Interpretive Summary: In peppers, fruit shape and size are important considerations in market acceptability of new varieties. However, little is known about the heritability of fruit characteristics (e.g., size, shape, flesh thickness), which can influence success and ease of developing cultivars with desired characteristics. In addition to marketable fruit characteristics, disease resistance also is needed for cultivar success. Phytophthora capsici is a major fungal-like pathogen of cultivated pepper, causing root rot, fruit rot, and foliar blight. To better understand heritability and association of fruit characteristics with Phytophthora resistance, 116 diverse pepper lines were evaluated. Trait heritability varied greatly in the peppers evaluated, being as low as 0.56 and as high as 0.98. A score of 0 means none of the variation seen among individuals was due to genetics, while a score of 1 means all variability was due to genetics. Few fruit traits were correlated with disease resistance. However, disease susceptibility was positively correlated with both fruit size and flesh thickness. Thus, incorporating both disease resistance and certain fruit characteristics into marketable peppers may be difficult.

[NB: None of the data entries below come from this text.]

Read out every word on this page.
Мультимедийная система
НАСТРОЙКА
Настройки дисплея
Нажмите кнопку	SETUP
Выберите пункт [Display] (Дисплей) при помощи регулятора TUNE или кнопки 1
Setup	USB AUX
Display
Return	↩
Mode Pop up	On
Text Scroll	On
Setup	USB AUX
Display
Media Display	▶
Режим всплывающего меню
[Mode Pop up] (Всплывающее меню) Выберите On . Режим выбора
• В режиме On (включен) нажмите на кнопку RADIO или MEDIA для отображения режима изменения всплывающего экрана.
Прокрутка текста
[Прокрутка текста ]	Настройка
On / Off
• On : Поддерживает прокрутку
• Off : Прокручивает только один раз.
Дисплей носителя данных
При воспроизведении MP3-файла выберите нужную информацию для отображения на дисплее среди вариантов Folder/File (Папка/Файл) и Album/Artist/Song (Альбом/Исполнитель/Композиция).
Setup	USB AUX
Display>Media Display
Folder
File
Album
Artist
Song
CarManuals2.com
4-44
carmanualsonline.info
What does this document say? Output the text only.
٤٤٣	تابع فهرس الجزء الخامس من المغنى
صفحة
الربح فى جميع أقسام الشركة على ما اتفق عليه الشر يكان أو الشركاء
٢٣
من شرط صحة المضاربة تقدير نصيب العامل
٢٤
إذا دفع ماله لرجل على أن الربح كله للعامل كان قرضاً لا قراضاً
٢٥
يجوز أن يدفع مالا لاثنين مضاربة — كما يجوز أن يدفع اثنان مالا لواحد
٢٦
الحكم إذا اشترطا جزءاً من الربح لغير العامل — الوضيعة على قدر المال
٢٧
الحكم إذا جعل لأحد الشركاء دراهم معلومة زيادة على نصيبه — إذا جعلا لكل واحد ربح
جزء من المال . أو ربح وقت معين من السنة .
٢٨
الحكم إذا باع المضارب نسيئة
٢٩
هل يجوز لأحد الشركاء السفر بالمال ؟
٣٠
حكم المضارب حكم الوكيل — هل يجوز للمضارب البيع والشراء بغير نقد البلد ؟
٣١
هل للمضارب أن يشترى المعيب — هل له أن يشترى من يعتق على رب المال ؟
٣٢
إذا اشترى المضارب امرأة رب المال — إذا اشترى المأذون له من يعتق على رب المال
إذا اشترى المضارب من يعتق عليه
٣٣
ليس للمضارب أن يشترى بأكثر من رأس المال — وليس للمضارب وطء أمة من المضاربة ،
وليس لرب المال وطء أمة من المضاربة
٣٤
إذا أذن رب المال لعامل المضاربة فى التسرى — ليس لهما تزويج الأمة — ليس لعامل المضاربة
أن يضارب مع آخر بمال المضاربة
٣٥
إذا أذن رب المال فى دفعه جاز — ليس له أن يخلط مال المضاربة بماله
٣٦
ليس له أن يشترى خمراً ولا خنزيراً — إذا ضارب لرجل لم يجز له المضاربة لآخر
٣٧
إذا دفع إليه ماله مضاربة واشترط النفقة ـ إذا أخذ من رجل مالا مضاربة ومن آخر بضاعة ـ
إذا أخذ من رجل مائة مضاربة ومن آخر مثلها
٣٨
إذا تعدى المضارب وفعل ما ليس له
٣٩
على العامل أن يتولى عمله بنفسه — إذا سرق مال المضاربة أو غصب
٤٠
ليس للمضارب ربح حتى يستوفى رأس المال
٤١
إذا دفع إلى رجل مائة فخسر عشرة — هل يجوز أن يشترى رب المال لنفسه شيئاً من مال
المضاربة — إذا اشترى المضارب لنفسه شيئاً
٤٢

Technical Abstract: Cultivated pepper (Capsicum annuum) is a phenotypically diverse species grown throughout the world. Wild and landrace peppers are typically small-fruited and pungent, but contain many important traits such as insect and disease resistance. Cultivated peppers vary dramatically in size, shape, pungency, and color, and often lack resistance traits. Fruit characteristics (e.g., shape and pericarp thickness) are major determinants for cultivar selection, and their association with disease susceptibility can reduce breeding efficacy. This study evaluated a diverse collection of peppers for mature fruit phenotypic traits, correlation among fruit traits and Phytophthora fruit rot resistance, genetic diversity, population structure, and trait heritability. Significant differences within all fruit phenotype categories were detected among pepper lines. Fruit from Europe had the thickest pericarp, and fruit from Ecuador had the thinnest. For fruit shape index, fruit from Africa had the highest index, while fruit from Europe had the lowest. Five genetic clusters were detected in the pepper population and were significantly associated with fruit thickness, end shape, and fruit shape index. Genetic variation of clusters ranged from little to very great differentiation when grouped by the predefined categories. Heritability for fruit traits ranged from 0.56 (shoulder height) to 0.98 (pericarp thickness). When correlations among fruit phenotypes and fruit disease were evaluated, fruit shape index was negatively correlated with pericarp thickness, and positively correlated with fruit perimeter. Pepper fruit pericarp, perimeter, and width had a slight positive correlation with Phytophthora fruit rot, whereas fruit shape index had a slight negative correlation.